I have attached the cuda kernel and OpenCl kernel code, please have a look and suggest any changes.

4 Replies

The attached kernel code has lot of structures, which must be defined on the kernel side. PFA the build log i got from kernel analyzer.

As far as the errors you reported, i have seen such errors when there is some hidden special symbol in the kernel file, Probably creating a fresh kernel file will help.

Hi Himanshu,

    I tried fixing these issues, but still I see build failure, here is my log,

I tried installing AMD kernel Analyzer on windows, I couldn't install it.

Here is the build log

err code: -44

ERROR: Failed to build executable

len: 0

--- Build log ---

Following code was complied on CPU which has 0 compute units !

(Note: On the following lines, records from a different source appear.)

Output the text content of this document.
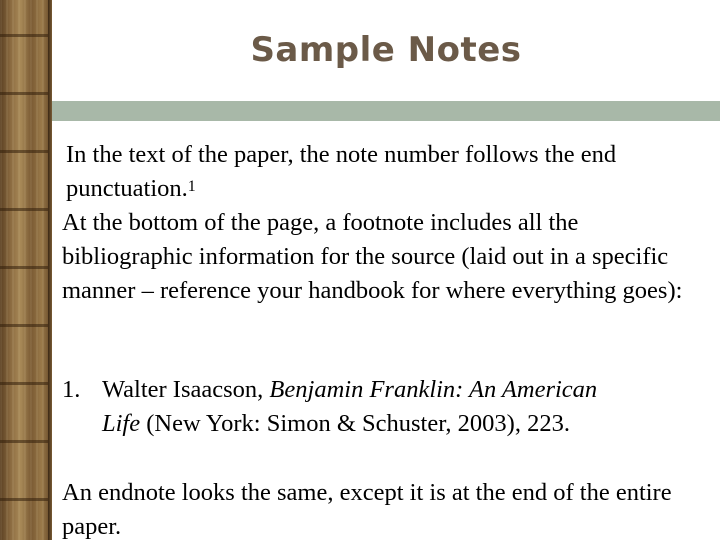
Sample Notes
In the text of the paper, the note number follows the end punctuation.$^1$
At the bottom of the page, a footnote includes all the bibliographic information for the source (laid out in a specific manner – reference your handbook for where everything goes):
1. Walter Isaacson, Benjamin Franklin: An American
Life (New York: Simon & Schuster, 2003), 223.
An endnote looks the same, except it is at the end of the entire paper.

I don't know why I'm getting 0 compute units, earlier before this changes, I used to get 4 !!

Also I'm trying to capture the error log from the function,

err = clBuildProgram(program,0,NULL,NULL,NULL,NULL);

if(err !=CL_SUCCESS)


size_t len;

char buffer[32048];

printf("err code: %d\n",err);

printf("ERROR: Failed to build executable \n ");

clGetProgramBuildInfo(program,deviceid,CL_PROGRAM_BUILD_LOG, 32048, buffer , &len);

buffer[32048] = '\0';

printf("len: %d\n",len);

cout<<"--- Build log ---\n "<<buffer<<endl;

//return FAILURE;


But I don't see any error msgs, but still my build fails, could you please check once ?

Also is there any better way in linux to debug Opencl kernel functions ? This is very messy.

Attaching the updated files herewith


There must be something odd with your host code. Maybe you can try to use an SDK example to load your kernel file? When I put your .cl file as a kernel for my programs, I see all the compile errors (the first is

line 11: error:

          identifier "point" is undefined

        point pos;



Another idea would be to printf (or cout) program, in order to see if your program correctly loaded the .cl file into memory.

And finally there's a mismatch in the devices of your clBuildProgram and clGetProgramBuildInfo calls. I'm not sure if that matters, but I use

clBuildProgram(program, 1, &devices[devnumber], ...


clGetProgramBuildInfo (program, devices[devnumber], ...


Bingo !! it is working now. I could able to compile successfully and my output matches the CUDA version ..

Thanks himanshu and Bdot for your suggestions.